Inspirational organisations make this tangible by painting a clear picture of what thriving looks like. Behaviours that are rooted in clarity, empathy, and steady consistency that everyone can recognise and aspire to. They invest in development not as a box-ticking exercise, but as a journey: workshops on coaching that build confidence in holding space for tough, human conversations; regular reflections where leaders map how their style lands with their teams. Over time, this weaves into performance rhythms, where the health of the team environment becomes a celebrated metric, not a sidelined one.
The result? Teams that don't just endure change but lean into it with creativity and resilience. It's a reminder that leadership isn't about control but creating the conditions where potential unfolds naturally, inspiring everyone to bring their best. And don’t we need that, when the aim is to perform brilliantly?
When performance is suffering and challenges are faced, what do we see then that is sabotaging the future of organisations? We've all witnessed I am sure, creative adaptations and work arounds to try and get things moving in the right direction again. Shifting workloads, adjusting structures, and processes, to try and keep momentum going. These workarounds are often born from kindness and pragmatism but really are just firefighting. Left unexamined, they can create ripples where high performers may start to question standards, and their energy drains as the root issues linger.

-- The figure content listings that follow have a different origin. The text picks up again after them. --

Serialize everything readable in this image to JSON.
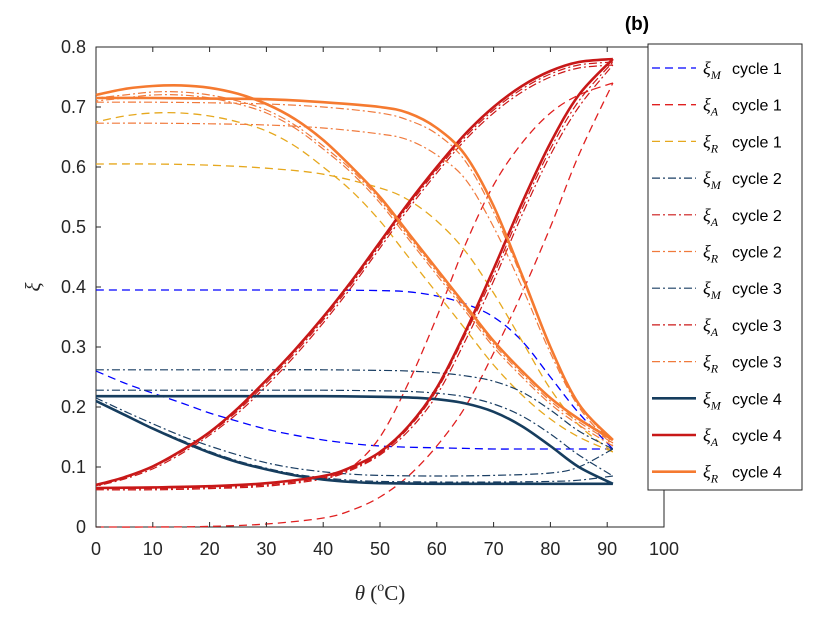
{
  "chart_data": {
    "type": "line",
    "panel_label": "(b)",
    "xlabel": "θ (°C)",
    "xlabel_parts": {
      "symbol": "θ",
      "open": " (",
      "superscript": "o",
      "unit": "C)"
    },
    "ylabel": "ξ",
    "xlim": [
      0,
      100
    ],
    "ylim": [
      0,
      0.8
    ],
    "xticks": [
      0,
      10,
      20,
      30,
      40,
      50,
      60,
      70,
      80,
      90,
      100
    ],
    "yticks": [
      0,
      0.1,
      0.2,
      0.3,
      0.4,
      0.5,
      0.6,
      0.7,
      0.8
    ],
    "ytick_labels": [
      "0",
      "0.1",
      "0.2",
      "0.3",
      "0.4",
      "0.5",
      "0.6",
      "0.7",
      "0.8"
    ],
    "grid": false,
    "legend_position": "right-outside",
    "colors": {
      "M": "#0000ff",
      "A": "#e02020",
      "R": "#e6a81e",
      "M2": "#1a3e63",
      "A2": "#cc1818",
      "R2": "#f07a3c",
      "M4": "#163d5e",
      "A4": "#c81818",
      "R4": "#f57a30",
      "axis": "#262626"
    },
    "series": [
      {
        "name": "ξM cycle 1",
        "symbol": "ξ",
        "sub": "M",
        "label": "cycle 1",
        "color": "#0000ff",
        "style": "dashed",
        "width": 1.3,
        "x_heat": [
          0,
          10,
          20,
          30,
          40,
          50,
          55,
          60,
          65,
          70,
          75,
          80,
          85,
          91
        ],
        "y_heat": [
          0.395,
          0.395,
          0.395,
          0.395,
          0.395,
          0.394,
          0.392,
          0.385,
          0.372,
          0.35,
          0.31,
          0.25,
          0.19,
          0.13
        ],
        "x_cool": [
          91,
          85,
          80,
          75,
          70,
          65,
          60,
          55,
          50,
          45,
          40,
          35,
          30,
          25,
          20,
          15,
          10,
          5,
          0
        ],
        "y_cool": [
          0.13,
          0.13,
          0.13,
          0.13,
          0.13,
          0.131,
          0.132,
          0.133,
          0.135,
          0.139,
          0.145,
          0.153,
          0.163,
          0.176,
          0.19,
          0.207,
          0.223,
          0.24,
          0.26
        ]
      },
      {
        "name": "ξA cycle 1",
        "symbol": "ξ",
        "sub": "A",
        "label": "cycle 1",
        "color": "#e02020",
        "style": "dashed",
        "width": 1.3,
        "x_heat": [
          0,
          10,
          20,
          30,
          40,
          45,
          50,
          55,
          60,
          65,
          70,
          75,
          80,
          85,
          91
        ],
        "y_heat": [
          0,
          0,
          0.001,
          0.005,
          0.015,
          0.028,
          0.05,
          0.085,
          0.135,
          0.2,
          0.29,
          0.39,
          0.5,
          0.62,
          0.74
        ],
        "x_cool": [
          91,
          85,
          80,
          75,
          70,
          65,
          60,
          55,
          50,
          45,
          40
        ],
        "y_cool": [
          0.74,
          0.72,
          0.69,
          0.64,
          0.57,
          0.47,
          0.35,
          0.24,
          0.15,
          0.1,
          0.08
        ]
      },
      {
        "name": "ξR cycle 1",
        "symbol": "ξ",
        "sub": "R",
        "label": "cycle 1",
        "color": "#e6a81e",
        "style": "dashed",
        "width": 1.3,
        "x_heat": [
          0,
          10,
          20,
          30,
          40,
          50,
          55,
          60,
          65,
          70,
          75,
          80,
          85,
          91
        ],
        "y_heat": [
          0.605,
          0.605,
          0.603,
          0.598,
          0.588,
          0.565,
          0.545,
          0.51,
          0.46,
          0.39,
          0.31,
          0.23,
          0.17,
          0.125
        ],
        "x_cool": [
          91,
          85,
          80,
          75,
          70,
          65,
          60,
          55,
          50,
          45,
          40,
          35,
          30,
          25,
          20,
          15,
          10,
          5,
          0
        ],
        "y_cool": [
          0.125,
          0.15,
          0.18,
          0.22,
          0.27,
          0.33,
          0.39,
          0.45,
          0.51,
          0.56,
          0.6,
          0.635,
          0.66,
          0.675,
          0.685,
          0.69,
          0.69,
          0.685,
          0.675
        ]
      },
      {
        "name": "ξM cycle 2",
        "symbol": "ξ",
        "sub": "M",
        "label": "cycle 2",
        "color": "#1a3e63",
        "style": "dashdot",
        "width": 1.2,
        "x_heat": [
          0,
          10,
          20,
          30,
          40,
          50,
          55,
          60,
          65,
          70,
          75,
          80,
          85,
          91
        ],
        "y_heat": [
          0.262,
          0.262,
          0.262,
          0.262,
          0.262,
          0.261,
          0.26,
          0.257,
          0.252,
          0.243,
          0.225,
          0.195,
          0.16,
          0.13
        ],
        "x_cool": [
          91,
          85,
          80,
          70,
          60,
          50,
          45,
          40,
          35,
          30,
          25,
          20,
          15,
          10,
          5,
          0
        ],
        "y_cool": [
          0.13,
          0.1,
          0.09,
          0.086,
          0.085,
          0.086,
          0.088,
          0.092,
          0.098,
          0.107,
          0.12,
          0.135,
          0.152,
          0.172,
          0.193,
          0.215
        ]
      },
      {
        "name": "ξA cycle 2",
        "symbol": "ξ",
        "sub": "A",
        "label": "cycle 2",
        "color": "#cc1818",
        "style": "dashdot",
        "width": 1.2,
        "x_heat": [
          0,
          10,
          20,
          30,
          40,
          45,
          50,
          55,
          60,
          65,
          70,
          75,
          80,
          85,
          91
        ],
        "y_heat": [
          0.062,
          0.062,
          0.064,
          0.068,
          0.08,
          0.095,
          0.12,
          0.16,
          0.22,
          0.31,
          0.41,
          0.52,
          0.62,
          0.7,
          0.77
        ],
        "x_cool": [
          91,
          85,
          80,
          75,
          70,
          65,
          60,
          55,
          50,
          45,
          40,
          35,
          30,
          25,
          20,
          15,
          10,
          5,
          0
        ],
        "y_cool": [
          0.77,
          0.765,
          0.75,
          0.725,
          0.69,
          0.645,
          0.59,
          0.53,
          0.465,
          0.4,
          0.34,
          0.285,
          0.235,
          0.19,
          0.153,
          0.122,
          0.097,
          0.08,
          0.068
        ]
      },
      {
        "name": "ξR cycle 2",
        "symbol": "ξ",
        "sub": "R",
        "label": "cycle 2",
        "color": "#f07a3c",
        "style": "dashdot",
        "width": 1.2,
        "x_heat": [
          0,
          10,
          20,
          30,
          40,
          50,
          55,
          60,
          65,
          70,
          75,
          80,
          85,
          91
        ],
        "y_heat": [
          0.673,
          0.673,
          0.672,
          0.67,
          0.665,
          0.655,
          0.645,
          0.62,
          0.58,
          0.5,
          0.4,
          0.29,
          0.2,
          0.135
        ],
        "x_cool": [
          91,
          85,
          80,
          75,
          70,
          65,
          60,
          55,
          50,
          45,
          40,
          35,
          30,
          25,
          20,
          15,
          10,
          5,
          0
        ],
        "y_cool": [
          0.135,
          0.17,
          0.205,
          0.25,
          0.3,
          0.36,
          0.42,
          0.48,
          0.54,
          0.59,
          0.63,
          0.665,
          0.69,
          0.705,
          0.715,
          0.72,
          0.72,
          0.715,
          0.71
        ]
      },
      {
        "name": "ξM cycle 3",
        "symbol": "ξ",
        "sub": "M",
        "label": "cycle 3",
        "color": "#1a3e63",
        "style": "dashdot",
        "width": 1.2,
        "x_heat": [
          0,
          10,
          20,
          30,
          40,
          50,
          55,
          60,
          65,
          70,
          75,
          80,
          85,
          91
        ],
        "y_heat": [
          0.228,
          0.228,
          0.228,
          0.228,
          0.228,
          0.227,
          0.226,
          0.223,
          0.217,
          0.205,
          0.185,
          0.155,
          0.12,
          0.085
        ],
        "x_cool": [
          91,
          85,
          80,
          70,
          60,
          50,
          45,
          40,
          35,
          30,
          25,
          20,
          15,
          10,
          5,
          0
        ],
        "y_cool": [
          0.085,
          0.078,
          0.076,
          0.075,
          0.075,
          0.076,
          0.078,
          0.082,
          0.088,
          0.098,
          0.11,
          0.126,
          0.145,
          0.165,
          0.188,
          0.21
        ]
      },
      {
        "name": "ξA cycle 3",
        "symbol": "ξ",
        "sub": "A",
        "label": "cycle 3",
        "color": "#cc1818",
        "style": "dashdot",
        "width": 1.2,
        "x_heat": [
          0,
          10,
          20,
          30,
          40,
          45,
          50,
          55,
          60,
          65,
          70,
          75,
          80,
          85,
          91
        ],
        "y_heat": [
          0.064,
          0.064,
          0.066,
          0.07,
          0.082,
          0.097,
          0.122,
          0.165,
          0.228,
          0.32,
          0.42,
          0.53,
          0.63,
          0.71,
          0.775
        ],
        "x_cool": [
          91,
          85,
          80,
          75,
          70,
          65,
          60,
          55,
          50,
          45,
          40,
          35,
          30,
          25,
          20,
          15,
          10,
          5,
          0
        ],
        "y_cool": [
          0.775,
          0.77,
          0.755,
          0.73,
          0.695,
          0.65,
          0.595,
          0.535,
          0.47,
          0.405,
          0.345,
          0.29,
          0.24,
          0.194,
          0.156,
          0.125,
          0.1,
          0.082,
          0.07
        ]
      },
      {
        "name": "ξR cycle 3",
        "symbol": "ξ",
        "sub": "R",
        "label": "cycle 3",
        "color": "#f07a3c",
        "style": "dashdot",
        "width": 1.2,
        "x_heat": [
          0,
          10,
          20,
          30,
          40,
          50,
          55,
          60,
          65,
          70,
          75,
          80,
          85,
          91
        ],
        "y_heat": [
          0.708,
          0.708,
          0.707,
          0.705,
          0.7,
          0.69,
          0.678,
          0.655,
          0.61,
          0.525,
          0.415,
          0.3,
          0.205,
          0.14
        ],
        "x_cool": [
          91,
          85,
          80,
          75,
          70,
          65,
          60,
          55,
          50,
          45,
          40,
          35,
          30,
          25,
          20,
          15,
          10,
          5,
          0
        ],
        "y_cool": [
          0.14,
          0.175,
          0.21,
          0.255,
          0.305,
          0.365,
          0.425,
          0.485,
          0.545,
          0.595,
          0.635,
          0.67,
          0.695,
          0.71,
          0.72,
          0.725,
          0.725,
          0.72,
          0.715
        ]
      },
      {
        "name": "ξM cycle 4",
        "symbol": "ξ",
        "sub": "M",
        "label": "cycle 4",
        "color": "#163d5e",
        "style": "solid",
        "width": 2.6,
        "x_heat": [
          0,
          10,
          20,
          30,
          40,
          50,
          55,
          60,
          65,
          70,
          75,
          80,
          85,
          91
        ],
        "y_heat": [
          0.218,
          0.218,
          0.218,
          0.218,
          0.218,
          0.217,
          0.216,
          0.213,
          0.206,
          0.192,
          0.168,
          0.135,
          0.1,
          0.072
        ],
        "x_cool": [
          91,
          85,
          80,
          70,
          60,
          50,
          45,
          40,
          35,
          30,
          25,
          20,
          15,
          10,
          5,
          0
        ],
        "y_cool": [
          0.072,
          0.072,
          0.072,
          0.072,
          0.072,
          0.073,
          0.075,
          0.079,
          0.086,
          0.096,
          0.108,
          0.124,
          0.143,
          0.164,
          0.187,
          0.21
        ]
      },
      {
        "name": "ξA cycle 4",
        "symbol": "ξ",
        "sub": "A",
        "label": "cycle 4",
        "color": "#c81818",
        "style": "solid",
        "width": 2.6,
        "x_heat": [
          0,
          10,
          20,
          30,
          40,
          45,
          50,
          55,
          60,
          65,
          70,
          75,
          80,
          85,
          91
        ],
        "y_heat": [
          0.065,
          0.066,
          0.068,
          0.073,
          0.085,
          0.1,
          0.125,
          0.168,
          0.232,
          0.325,
          0.43,
          0.54,
          0.64,
          0.72,
          0.78
        ],
        "x_cool": [
          91,
          85,
          80,
          75,
          70,
          65,
          60,
          55,
          50,
          45,
          40,
          35,
          30,
          25,
          20,
          15,
          10,
          5,
          0
        ],
        "y_cool": [
          0.78,
          0.775,
          0.76,
          0.735,
          0.7,
          0.655,
          0.6,
          0.54,
          0.475,
          0.41,
          0.35,
          0.295,
          0.245,
          0.198,
          0.158,
          0.127,
          0.101,
          0.083,
          0.07
        ]
      },
      {
        "name": "ξR cycle 4",
        "symbol": "ξ",
        "sub": "R",
        "label": "cycle 4",
        "color": "#f57a30",
        "style": "solid",
        "width": 2.6,
        "x_heat": [
          0,
          10,
          20,
          30,
          40,
          50,
          55,
          60,
          65,
          70,
          75,
          80,
          85,
          91
        ],
        "y_heat": [
          0.715,
          0.715,
          0.714,
          0.713,
          0.708,
          0.7,
          0.69,
          0.665,
          0.62,
          0.535,
          0.42,
          0.3,
          0.205,
          0.145
        ],
        "x_cool": [
          91,
          85,
          80,
          75,
          70,
          65,
          60,
          55,
          50,
          45,
          40,
          35,
          30,
          25,
          20,
          15,
          10,
          5,
          0
        ],
        "y_cool": [
          0.145,
          0.18,
          0.215,
          0.26,
          0.31,
          0.37,
          0.43,
          0.49,
          0.55,
          0.6,
          0.645,
          0.68,
          0.705,
          0.722,
          0.732,
          0.736,
          0.735,
          0.73,
          0.72
        ]
      }
    ]
  }
}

Acting quickly and then following it up with genuine curiosity as to why these fixes were needed in the first place, helps to identity and trace these patterns. Mapping where challenges have persisted beyond a year invites honest reflection: Is it a mismatch in role or skills? A need for sharper goal alignment? Or perhaps a spark of motivation waiting to be reignited? Approaching this with compassion from the senior levels down, models a culture of growth, where feedback flows freely and adjustments feel supportive rather than punitive.
This isn't about blame; it's about unlocking what's possible. Leaders who navigate this way build credibility and momentum, turning potential friction into fuel for collective success. High-performing cultures emerge not from rigid enforcement, but from this blend of empathy and resolve.

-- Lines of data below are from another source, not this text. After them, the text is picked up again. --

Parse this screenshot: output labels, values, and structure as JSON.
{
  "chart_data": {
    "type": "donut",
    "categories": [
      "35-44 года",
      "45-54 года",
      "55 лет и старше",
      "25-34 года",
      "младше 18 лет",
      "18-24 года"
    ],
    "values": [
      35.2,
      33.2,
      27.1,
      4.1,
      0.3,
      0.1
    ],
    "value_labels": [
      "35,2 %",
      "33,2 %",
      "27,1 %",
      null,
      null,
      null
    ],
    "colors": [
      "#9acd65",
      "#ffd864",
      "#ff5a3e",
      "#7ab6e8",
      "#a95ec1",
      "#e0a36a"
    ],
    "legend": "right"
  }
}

In an era demanding more impact with steady (or maybe even less) resources, the temptation is to double down on familiar paths. Yet true breakthroughs come from daring to do differently. Inviting diverse voices into the heart of decision-making to illuminate blind spots and spark innovation.
Being able to quantify priorities, not through gut feel, but through balanced diagnostics that blend focus group insights with sentiment analysis, capturing perspectives from both energised advocates and the quieter voices is game changing. It creates evidence-based clarity on what moves the needle. Even more powerfully, it positions people as an organisation's eyes and ears. Active sensors feeding in real-time ideas, risks, and opportunities, moving beyond compliance into co-creation.

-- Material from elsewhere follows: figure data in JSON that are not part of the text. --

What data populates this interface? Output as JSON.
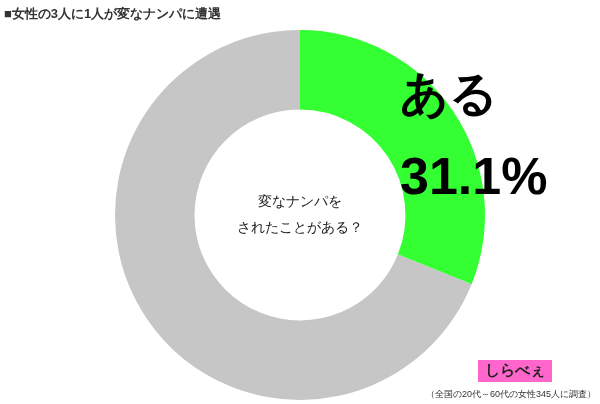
{
  "chart_data": {
    "type": "doughnut",
    "title": "■女性の3人に1人が変なナンパに遭遇",
    "center_text": [
      "変なナンパを",
      "されたことがある？"
    ],
    "categories": [
      "ある",
      null
    ],
    "values": [
      31.1,
      68.9
    ],
    "value_labels": [
      "31.1%",
      null
    ],
    "colors": [
      "#33ff33",
      "#c6c6c6"
    ],
    "data_labels": true,
    "source": "しらべぇ",
    "note": "（全国の20代～60代の女性345人に調査）"
  }
}
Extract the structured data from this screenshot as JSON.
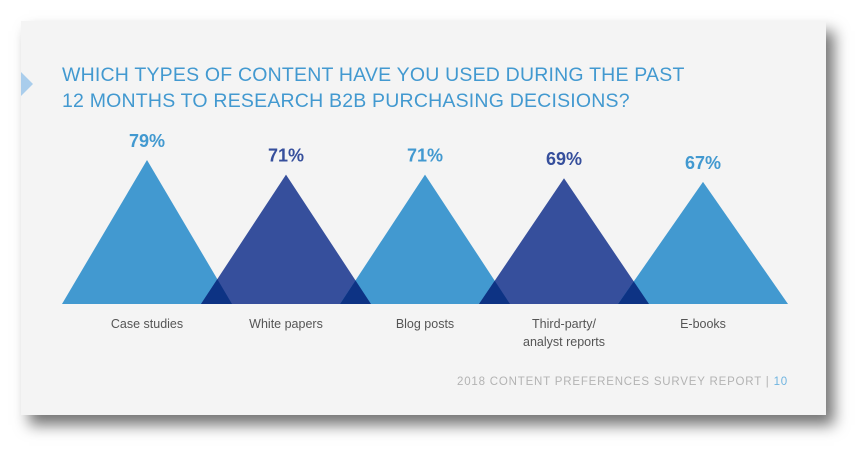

It's an inspiring shift: from top-down plans to a living ecosystem where everyone contributes to progress. As geopolitical and economic winds shift, this approach doesn't just sustain performance but amplifies it, fostering adaptability and purpose at every level. The invitation is simple yet profound: reflecting on practices through this lens of curiosity, starts conversations that uncover fresh insights, or pilot a way to quantify and act on what matters most. Culture isn't a soft extra, it's the invisible force multiplier for strategy and results.